Справедливо ли, что даже искусства используют вложенные в нас самою природою легковерие и слабоумие и извлекают из них свои выгоды? Оратор, как утверждает риторика, лицедействуя в фарсе, именуемом его судебною речью, будет тронут звучанием своего голоса и своим притворным волнением и, в конце концов, даст обмануть себя страсти, которую старается изобразить. Он проникнется подлинной и нешуточною печалью, порожденною в нем фиглярством, нужным ему, чтобы заразить ею и судей, которым до нее еще меньше дела, чем ему самому. Подобное творится и с теми, кого нанимают для участия в похоронах с целью усугубить горестность этой торжественной церемонии и кто продает свои слезы и скорбь мерой и весом; ведь несмотря на то, что в выражении своего горя эти люди ограничиваются простым подражанием установленным образцам, все же, как достоверно известно, приноравливаясь и понуждая себя к определенному поведению, они нередко с таким усердием предаются этому занятию, что впадают в неподдельную скорбь.
Мне пришлось в числе нескольких друзей господина де Граммона [31], убитого при осаде Ла-Фер, сопровождать его тело из лагеря осаждающих в Суассон.

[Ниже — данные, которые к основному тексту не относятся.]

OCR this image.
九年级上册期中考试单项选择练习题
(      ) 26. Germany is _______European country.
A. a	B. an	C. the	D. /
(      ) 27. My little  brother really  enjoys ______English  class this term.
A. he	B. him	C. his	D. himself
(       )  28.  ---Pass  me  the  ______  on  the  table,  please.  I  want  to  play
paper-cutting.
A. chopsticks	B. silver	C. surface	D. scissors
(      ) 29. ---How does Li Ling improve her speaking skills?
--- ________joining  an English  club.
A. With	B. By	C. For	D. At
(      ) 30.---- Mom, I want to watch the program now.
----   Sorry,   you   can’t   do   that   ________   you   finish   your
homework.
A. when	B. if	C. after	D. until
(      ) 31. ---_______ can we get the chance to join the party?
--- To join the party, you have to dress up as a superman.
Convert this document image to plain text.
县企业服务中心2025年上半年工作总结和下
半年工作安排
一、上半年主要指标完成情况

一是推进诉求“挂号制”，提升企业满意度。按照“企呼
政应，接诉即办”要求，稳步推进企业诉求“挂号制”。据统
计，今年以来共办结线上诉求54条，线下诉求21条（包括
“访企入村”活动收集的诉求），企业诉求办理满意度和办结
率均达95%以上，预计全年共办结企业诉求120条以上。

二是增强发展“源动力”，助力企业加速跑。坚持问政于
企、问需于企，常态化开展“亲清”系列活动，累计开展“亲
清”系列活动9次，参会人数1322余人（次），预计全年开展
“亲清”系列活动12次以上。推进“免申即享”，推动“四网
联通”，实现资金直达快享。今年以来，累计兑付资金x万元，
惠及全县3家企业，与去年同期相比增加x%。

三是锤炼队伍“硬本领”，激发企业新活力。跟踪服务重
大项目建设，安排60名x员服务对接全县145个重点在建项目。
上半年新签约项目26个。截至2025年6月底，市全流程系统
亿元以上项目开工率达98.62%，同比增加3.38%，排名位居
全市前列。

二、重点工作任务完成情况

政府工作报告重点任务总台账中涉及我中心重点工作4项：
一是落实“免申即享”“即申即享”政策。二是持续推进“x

Во время этой поездки я заметил, что, где бы ни проходила наша процессия, народ повсюду встречал ее с причитаниями и плачем и что их вызывало лишь впечатление, производимое нашим печальным шествием, ибо в толпе не знали покойного даже по имени.
Квинтилиан говорит, что ему доводилось видеть актеров, настолько сживавшихся со своей ролью людей, охваченных безысходною скорбью, что они продолжали рыдать и возвратившись к себе домой; и о себе самом он рассказывает, что, задавшись целью заразить кого-нибудь сильным чувством, он не только заливался слезами, но и лицо его покрывала бледность, и весь его облик становился обликом человека, отягощенного настоящим страданием [32].
В одной местности у подножия наших гор деревенские женщины уподобляются тем священникам, которые одновременно исполняют свои обязанности и сами себе отвечают за певчего, ибо, бередя в себе тоску об умершем муже перечислением всех его добрых и приятных им качеств, они, вместе с тем, вспоминают и оглашают во всеуслышание и его пороки и недостатки, делая это как бы ради того, чтобы уравновесить вторыми первые и отвлечь себя от скорби к презрению; и они поступают не в пример лучше нас, когда мы стараемся изо всех сил в случае смерти едва известного нам человека воздать ему впервые пришедшие нам на ум и притом фальшивые похвалы: не видя его больше среди живых, мы превращаем его в совершенно иное существо по сравнению с тем, каким он нам представлялся, когда мы его видели среди нас, как если бы сожаление открыло нам в нем нечто такое, чего мы прежде не знали, и слезы, омыв наш рассудок, просветили его. Я наперед отказываюсь от любых похвал, которыми пожелают осыпать меня не потому, что я их заслужил, но потому, что я буду мертв.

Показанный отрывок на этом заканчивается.